Stationing the military along the border, he said, "would be completely the wrong thing to do," because conditions don't warrant it.
Both Mayor Cook and the sheriff of El Paso County, Richard Wiles, reject the call for immediate deployment of federal troops.
Instead, they are requesting federal help to search all vehicles heading south into Mexico, in hopes of cutting off the cash and weapons that sustain the drug cartels and their affiliated gangs.
Southbound inspections are likely to be a key component of the federal response. Ms. Napolitano has also indicated she plans to send more border patrol agents. But it is unclear whether that deployment will be large enough to satisfy Gov. Perry's request.

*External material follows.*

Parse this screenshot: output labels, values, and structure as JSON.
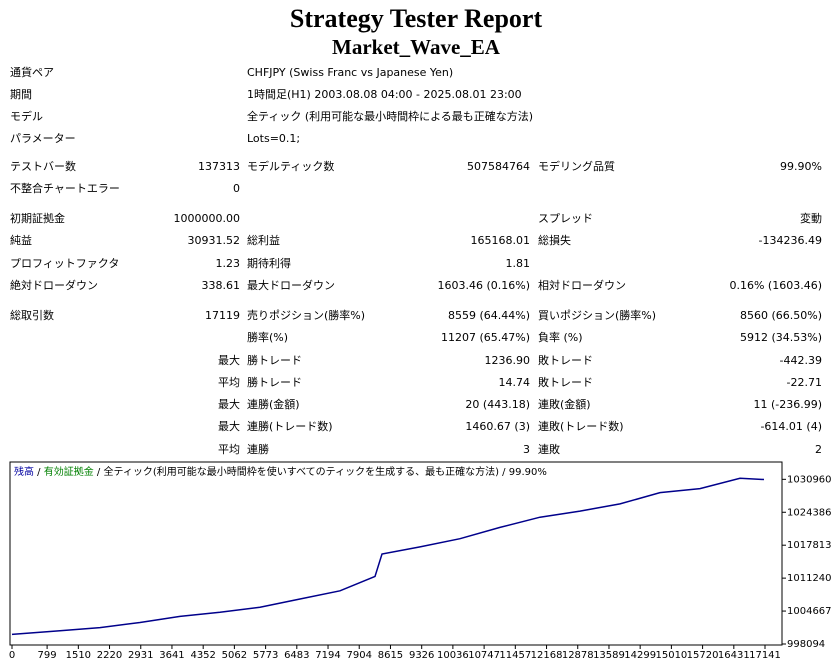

A spokeswoman for the governor said he was "hopeful we'll get the help and resources we need" but had not heard from Washington.
Gov. Perry's homeland-security director, Steve McCraw, expressed particular concern about the spread of gangs linked to Mexican drug cartels and armed with weaponry including rocket-propelled grenades and .50-caliber sniper rifles capable of piercing most body armor.
Mr. McCraw said the gangs recruit American teenagers at schools along the border for drug distribution, vehicle theft, smuggling and other crimes.
And the sheriff's deputies charged with stopping them are badly outgunned, said Judge Carlos H. Cascos, the chief administrator for Cameron County in the Rio Grande Valley along the border in Texas.
"We're not going to go out there with a 9mm pistol and take on people with AK-47s," Mr. Cascos said. "We need to arm law enforcement better than or equal to the bad guys."
Mr. Cascos said fear hangs heavy along the border. At a recent children's parade in Brownsville, Texas, the sound of two metal chairs banging nearly provoked a stampede, he said. Someone yelled "gunshots" and onlookers fled. The parade was canceled. "People are on edge," Mr. Cascos said
But that tension isn't felt everywhere along the roughly 1,250-mile Texas-Mexico border.
Scott Nicol, an activist who protests the border fencing, took a recent hike along the Texas border, not far from Brownsville, with his wife and teenage daughter. He described the scene as peaceful.
"It's very surreal to read stuff in the papers about how this violence in Mexico is going to spill over," he said. "As far as I've seen, nothing's going on here."